Guy laughed good-humoredly.
"Well, I can't help being sunburnt!" he declared. Henri sighed delicately.
"Ah, it is not only that," he said. "I wish so much that I could make you understand. You positively cultivate good health, take cold baths and walks and exercises to preserve it."
"Why the dickens shouldn't I?"
Henri half closed his eyes. He was a dutiful nephew, but he felt that another month with this clodhopper of an English boy would mean the snapping of his finely strung nerves.
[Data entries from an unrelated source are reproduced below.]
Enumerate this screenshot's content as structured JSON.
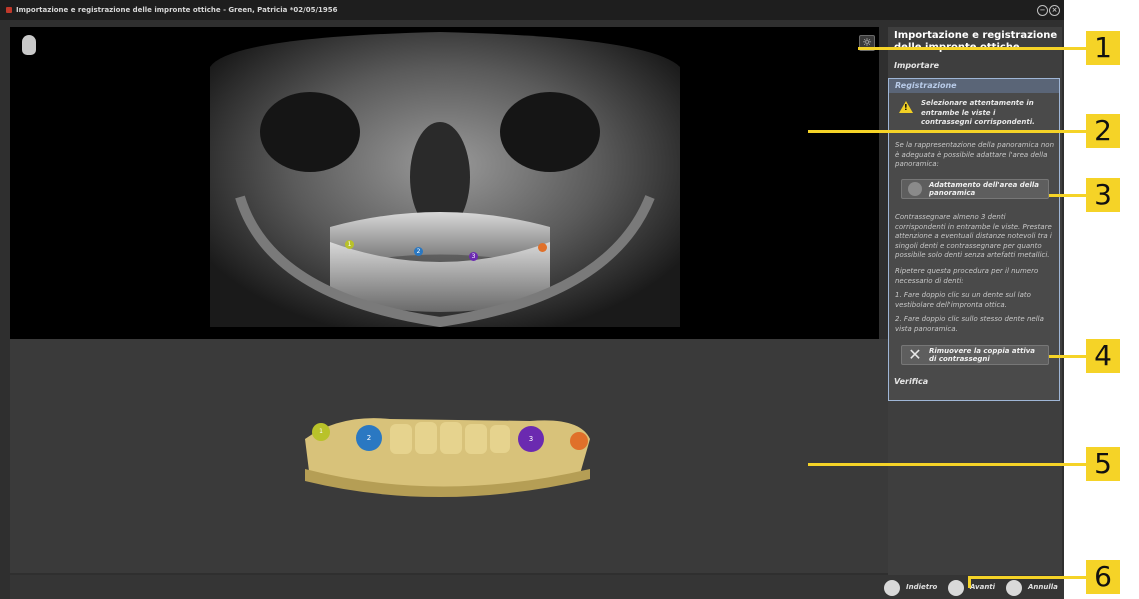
{
  "window": {
    "title": "Importazione e registrazione delle impronte ottiche - Green, Patricia *02/05/1956",
    "minimize_glyph": "−",
    "close_glyph": "×"
  },
  "panel": {
    "title": "Importazione e registrazione delle impronte ottiche",
    "sections": {
      "import": "Importare",
      "registration": "Registrazione",
      "verify": "Verifica"
    },
    "warning": "Selezionare attentamente in entrambe le viste i contrassegni corrispondenti.",
    "para1": "Se la rappresentazione della panoramica non è adeguata è possibile adattare l'area della panoramica:",
    "adapt_button": "Adattamento dell'area della panoramica",
    "para2": "Contrassegnare almeno 3 denti corrispondenti in entrambe le viste. Prestare attenzione a eventuali distanze notevoli tra i singoli denti e contrassegnare per quanto possibile solo denti senza artefatti metallici.",
    "para3": "Ripetere questa procedura per il numero necessario di denti:",
    "step1": "1. Fare doppio clic su un dente sul lato vestibolare dell'impronta ottica.",
    "step2": "2. Fare doppio clic sullo stesso dente nella vista panoramica.",
    "remove_button": "Rimuovere la coppia attiva di contrassegni"
  },
  "markers": [
    {
      "label": "1",
      "color": "#b9c22a"
    },
    {
      "label": "2",
      "color": "#2a78c2"
    },
    {
      "label": "3",
      "color": "#6b2ab0"
    },
    {
      "label": "",
      "color": "#e0702a"
    }
  ],
  "nav": {
    "back": "Indietro",
    "next": "Avanti",
    "cancel": "Annulla"
  },
  "callouts": [
    "1",
    "2",
    "3",
    "4",
    "5",
    "6"
  ],
  "colors": {
    "callout": "#f5d327",
    "panel_bg": "#3e3e3e",
    "highlight_border": "#9fb6d6"
  }
}
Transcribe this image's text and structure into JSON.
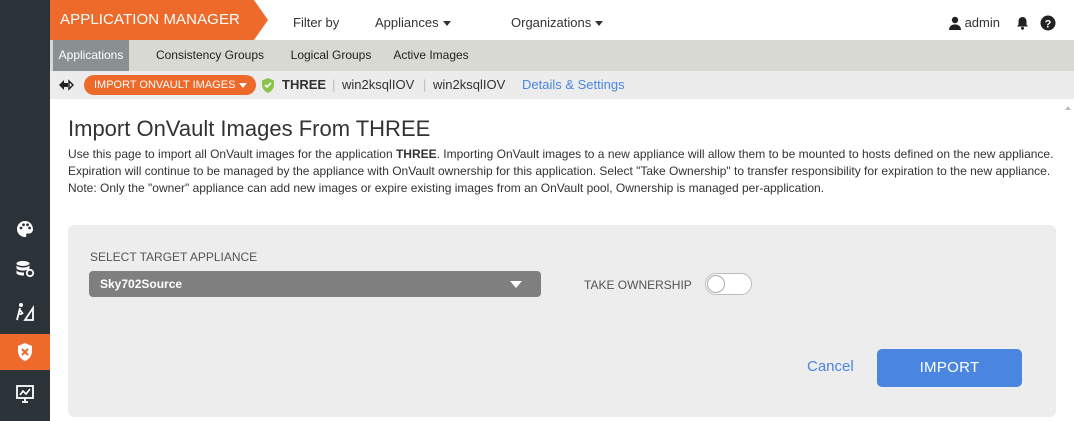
{
  "header": {
    "brand": "APPLICATION MANAGER",
    "filter_by": "Filter by",
    "appliances": "Appliances",
    "organizations": "Organizations",
    "user": "admin"
  },
  "tabs": [
    {
      "label": "Applications",
      "active": true
    },
    {
      "label": "Consistency Groups",
      "active": false
    },
    {
      "label": "Logical Groups",
      "active": false
    },
    {
      "label": "Active Images",
      "active": false
    }
  ],
  "breadcrumb": {
    "action": "IMPORT ONVAULT IMAGES",
    "app": "THREE",
    "host1": "win2ksqlIOV",
    "host2": "win2ksqlIOV",
    "details": "Details & Settings"
  },
  "main": {
    "title": "Import OnVault Images From THREE",
    "desc_part1": "Use this page to import all OnVault images for the application ",
    "desc_bold": "THREE",
    "desc_part2": ". Importing OnVault images to a new appliance will allow them to be mounted to hosts defined on the new appliance. Expiration will continue to be managed by the appliance with OnVault ownership for this application. Select \"Take Ownership\" to transfer responsibility for expiration to the new appliance. Note: Only the \"owner\" appliance can add new images or expire existing images from an OnVault pool, Ownership is managed per-application."
  },
  "form": {
    "target_label": "SELECT TARGET APPLIANCE",
    "target_value": "Sky702Source",
    "ownership_label": "TAKE OWNERSHIP",
    "ownership_on": false,
    "cancel": "Cancel",
    "import": "IMPORT"
  },
  "icons": {
    "rail": [
      "palette-icon",
      "database-gear-icon",
      "workflow-icon",
      "shield-icon",
      "monitor-chart-icon"
    ],
    "top": [
      "user-icon",
      "bell-icon",
      "help-icon"
    ]
  },
  "colors": {
    "accent_orange": "#ee6a2a",
    "primary_blue": "#4a86e0",
    "rail_dark": "#2b3339",
    "shield_green": "#8bc34a"
  }
}
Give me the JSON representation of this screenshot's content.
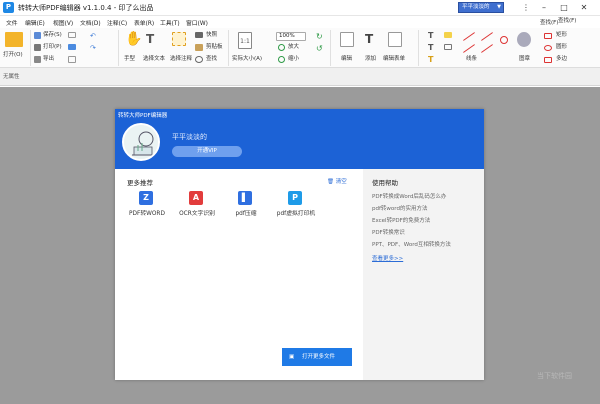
{
  "window": {
    "title": "转转大师PDF编辑器 v1.1.0.4 - 印了么出品",
    "app_icon_letter": "P",
    "user_dropdown": "平平淡淡的",
    "dropdown_arrow": "▼"
  },
  "menu": [
    "文件",
    "编辑(E)",
    "视图(V)",
    "文档(D)",
    "注释(C)",
    "表单(R)",
    "工具(T)",
    "窗口(W)"
  ],
  "toolbar": {
    "open": "打开(O)",
    "save": "保存(S)",
    "print": "打印(P)",
    "export": "导出",
    "hand": "手型",
    "select_text": "选择文本",
    "select_annot": "选择注释",
    "snapshot": "快照",
    "clipboard": "剪贴板",
    "find": "查找",
    "actual_size": "实际大小(A)",
    "zoom_value": "100%",
    "zoom_in": "放大",
    "zoom_out": "缩小",
    "edit": "编辑",
    "add": "添加",
    "edit_form": "编辑表单",
    "line": "线条",
    "stamp": "图章",
    "find_right": "查找(F)",
    "search_right": "搜索(S)",
    "rect": "矩形",
    "ellipse": "圆形",
    "polygon": "多边",
    "search_placeholder": "查找..."
  },
  "subbar_label": "无属性",
  "panel": {
    "app_title": "转转大师PDF编辑器",
    "username": "平平淡淡的",
    "vip_button": "开通VIP",
    "recommend_title": "更多推荐",
    "clear": "清空",
    "tools": [
      {
        "label": "PDF转WORD",
        "icon": "word-icon",
        "color": "#2f6fe0",
        "glyph": "Z"
      },
      {
        "label": "OCR文字识别",
        "icon": "ocr-icon",
        "color": "#e23c3c",
        "glyph": "A"
      },
      {
        "label": "pdf压缩",
        "icon": "compress-icon",
        "color": "#2f6fe0",
        "glyph": "▌"
      },
      {
        "label": "pdf虚拟打印机",
        "icon": "printer-icon",
        "color": "#1e9be8",
        "glyph": "P"
      }
    ],
    "open_more": "打开更多文件",
    "help_title": "使用帮助",
    "help_items": [
      "PDF转换成Word后乱码怎么办",
      "pdf转word的实用方法",
      "Excel转PDF的免费方法",
      "PDF转换常识",
      "PPT、PDF、Word互相转换方法"
    ],
    "see_more": "查看更多>>"
  },
  "watermark": "当下软件园"
}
"My friend," he began gently, "we in Paris of the set to whom I belong do not consider good health to be a state which makes for intellectual progression. Good health means the triumph of the physical side of man over the nervous. The healthy animal sleeps and eats too much. He does not know the stimulus of pain. His normal condition is unaspiring—not to say bovine. The first essential, therefore, of life, according to our tenets, is to get rid of superfluous health."
Guy did not trust himself to speak this time. He only stared at his companion, who seemed pleased to have evoked his interest.